NTRU public-key cryptography digital signature algorithm

NTRUSign, also known as the NTRU Signature Algorithm, is an NTRU public-key cryptography digital signature algorithm based on the GGH signature scheme. The original version of NTRUSign was Polynomial Authentication and Signature Scheme (PASS), and was published at CrypTEC'99. The improved version of PASS was named as NTRUSign, and was presented at the rump session of Asiacrypt 2001 and published in peer-reviewed form at the RSA Conference 2003. The 2003 publication included parameter recommendations for 80-bit security. A subsequent 2005 publication revised the parameter recommendations for 80-bit security, presented parameters that gave claimed security levels of 112, 128, 160, 192 and 256 bits, and described an algorithm to derive parameter sets at any desired security level. NTRU Cryptosystems, Inc. patented the algorithm, but all those patents have since expired.

NTRUSign involves mapping a message to a random point in 2N-dimensional space, where N is one of the NTRUSign parameters, and solving the closest vector problem in a lattice closely related to the NTRUEncrypt lattice. NTRUSign is claimed to be faster than those algorithms at low security levels, and considerably faster at high security levels. However, analysis had shown that original scheme is insecure and would leak knowledge of private key.

A redesigned pqNTRUSign had been submitted to the NIST Post-Quantum Cryptography Standardization competition.
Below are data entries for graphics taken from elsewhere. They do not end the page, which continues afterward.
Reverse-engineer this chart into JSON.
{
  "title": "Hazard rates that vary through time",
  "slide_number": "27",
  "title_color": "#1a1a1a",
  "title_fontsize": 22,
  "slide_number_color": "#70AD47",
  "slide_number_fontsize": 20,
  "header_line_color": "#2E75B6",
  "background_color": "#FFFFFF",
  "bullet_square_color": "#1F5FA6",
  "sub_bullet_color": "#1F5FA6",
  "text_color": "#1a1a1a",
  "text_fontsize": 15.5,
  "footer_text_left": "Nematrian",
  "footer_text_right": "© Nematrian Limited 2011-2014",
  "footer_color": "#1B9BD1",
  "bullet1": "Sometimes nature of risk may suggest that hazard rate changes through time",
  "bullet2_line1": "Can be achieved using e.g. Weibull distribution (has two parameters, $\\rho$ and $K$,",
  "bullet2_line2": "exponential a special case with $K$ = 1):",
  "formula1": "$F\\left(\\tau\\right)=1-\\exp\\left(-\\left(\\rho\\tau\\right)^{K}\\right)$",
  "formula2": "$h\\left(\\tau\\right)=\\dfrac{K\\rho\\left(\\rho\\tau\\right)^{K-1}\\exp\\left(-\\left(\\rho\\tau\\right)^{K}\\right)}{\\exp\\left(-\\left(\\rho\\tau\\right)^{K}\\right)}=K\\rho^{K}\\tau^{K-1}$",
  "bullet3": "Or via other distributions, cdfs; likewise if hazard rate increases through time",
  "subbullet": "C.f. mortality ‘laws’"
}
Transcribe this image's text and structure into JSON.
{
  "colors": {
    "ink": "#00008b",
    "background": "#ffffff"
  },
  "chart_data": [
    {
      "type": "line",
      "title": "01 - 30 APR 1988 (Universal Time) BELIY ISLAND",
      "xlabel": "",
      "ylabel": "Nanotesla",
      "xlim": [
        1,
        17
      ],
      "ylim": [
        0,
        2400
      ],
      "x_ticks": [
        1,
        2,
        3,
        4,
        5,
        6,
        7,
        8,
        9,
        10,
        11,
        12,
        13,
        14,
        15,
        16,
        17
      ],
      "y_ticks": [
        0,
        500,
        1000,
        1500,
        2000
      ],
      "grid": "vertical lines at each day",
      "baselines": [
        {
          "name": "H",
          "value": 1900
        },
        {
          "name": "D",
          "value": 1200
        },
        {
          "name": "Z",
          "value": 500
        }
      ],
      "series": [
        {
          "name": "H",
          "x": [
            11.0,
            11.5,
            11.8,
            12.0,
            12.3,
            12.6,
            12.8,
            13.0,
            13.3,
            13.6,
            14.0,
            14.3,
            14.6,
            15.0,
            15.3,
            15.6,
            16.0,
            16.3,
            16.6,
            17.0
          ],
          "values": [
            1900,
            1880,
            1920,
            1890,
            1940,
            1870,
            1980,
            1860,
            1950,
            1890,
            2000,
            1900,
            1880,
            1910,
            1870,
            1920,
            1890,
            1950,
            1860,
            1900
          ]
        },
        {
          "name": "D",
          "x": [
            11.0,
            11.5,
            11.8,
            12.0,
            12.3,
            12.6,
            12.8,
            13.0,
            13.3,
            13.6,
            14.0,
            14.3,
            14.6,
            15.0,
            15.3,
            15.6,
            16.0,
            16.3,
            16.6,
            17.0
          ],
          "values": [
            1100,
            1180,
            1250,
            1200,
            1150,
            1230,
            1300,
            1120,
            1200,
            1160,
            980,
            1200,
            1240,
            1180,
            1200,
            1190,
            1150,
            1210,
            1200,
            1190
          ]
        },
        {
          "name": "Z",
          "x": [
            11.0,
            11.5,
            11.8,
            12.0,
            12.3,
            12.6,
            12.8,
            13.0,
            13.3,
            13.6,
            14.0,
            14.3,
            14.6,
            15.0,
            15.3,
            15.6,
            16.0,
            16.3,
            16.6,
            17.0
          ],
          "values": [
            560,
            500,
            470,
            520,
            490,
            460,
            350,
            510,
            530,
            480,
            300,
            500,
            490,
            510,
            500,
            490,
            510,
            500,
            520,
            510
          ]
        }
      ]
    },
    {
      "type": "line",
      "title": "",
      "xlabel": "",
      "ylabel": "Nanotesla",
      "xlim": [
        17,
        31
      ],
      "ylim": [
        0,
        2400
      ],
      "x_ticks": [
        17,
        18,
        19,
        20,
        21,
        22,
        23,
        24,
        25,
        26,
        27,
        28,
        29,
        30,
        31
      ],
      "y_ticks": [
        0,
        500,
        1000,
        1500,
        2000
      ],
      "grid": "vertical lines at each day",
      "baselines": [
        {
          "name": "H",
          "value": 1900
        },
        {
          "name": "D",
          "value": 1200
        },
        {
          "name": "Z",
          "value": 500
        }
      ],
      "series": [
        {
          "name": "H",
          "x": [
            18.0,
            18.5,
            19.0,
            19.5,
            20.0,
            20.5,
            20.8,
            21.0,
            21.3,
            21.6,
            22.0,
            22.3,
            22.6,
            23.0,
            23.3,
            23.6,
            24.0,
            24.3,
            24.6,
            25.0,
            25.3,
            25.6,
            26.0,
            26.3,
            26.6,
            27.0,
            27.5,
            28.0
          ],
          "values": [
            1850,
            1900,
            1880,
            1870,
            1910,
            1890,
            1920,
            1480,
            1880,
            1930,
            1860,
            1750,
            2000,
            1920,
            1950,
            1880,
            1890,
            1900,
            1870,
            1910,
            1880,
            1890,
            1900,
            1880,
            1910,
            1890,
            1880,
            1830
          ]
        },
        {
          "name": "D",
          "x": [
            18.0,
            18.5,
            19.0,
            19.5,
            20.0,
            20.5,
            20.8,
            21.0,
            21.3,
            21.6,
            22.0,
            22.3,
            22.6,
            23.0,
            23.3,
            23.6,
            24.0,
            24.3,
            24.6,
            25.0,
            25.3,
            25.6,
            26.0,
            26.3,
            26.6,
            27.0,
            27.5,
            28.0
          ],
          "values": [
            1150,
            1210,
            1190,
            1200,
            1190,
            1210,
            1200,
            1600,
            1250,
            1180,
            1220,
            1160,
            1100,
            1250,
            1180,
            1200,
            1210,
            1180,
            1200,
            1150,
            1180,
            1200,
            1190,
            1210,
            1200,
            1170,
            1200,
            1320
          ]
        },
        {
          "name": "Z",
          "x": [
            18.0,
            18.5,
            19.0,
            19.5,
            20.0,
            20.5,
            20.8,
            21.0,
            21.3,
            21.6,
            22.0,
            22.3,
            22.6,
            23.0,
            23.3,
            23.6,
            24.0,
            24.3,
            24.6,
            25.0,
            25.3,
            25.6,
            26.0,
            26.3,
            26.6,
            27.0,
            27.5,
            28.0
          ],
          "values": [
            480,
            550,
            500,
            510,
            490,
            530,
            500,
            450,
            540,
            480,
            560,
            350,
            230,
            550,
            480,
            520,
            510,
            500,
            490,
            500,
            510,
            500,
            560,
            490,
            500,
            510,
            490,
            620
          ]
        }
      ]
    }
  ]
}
It is based on "hash-and-sign" (contrasting Fiat–Shamir transformation) methodology, and claims to achieve smaller signature size.

NTRUSign is under consideration for standardization by the IEEE P1363 working group.

==Security==
It was demonstrated in 2000 by Wu, Bao, Ye and Deng that the signature of PASS, the original version of NTRUSign, can be forged easily without knowing the private key. NTRUSign is not a zero-knowledge signature scheme and a transcript of signatures leaks information about the private key, as first observed by Gentry and Szydlo. Nguyen and Regev demonstrated in 2006 that for the original unperturbed NTRUSign parameter sets an attacker can recover the private key with as few as 400 signatures.

The current proposals use perturbations to increase the transcript length required to recover the private key: the signer displaces the point representing the message by a small secret amount before the signature itself is calculated. NTRU claimed that at least 2^{30} signatures are needed, and probably considerably more, before a transcript of perturbed signatures enabled any useful attack. In 2012 an attack on the scheme with perturbations was presented that required a few thousand signatures for standard security parameters.

The pqNTRUSign claims a 128-bit classical and quantum security for their given parameter set.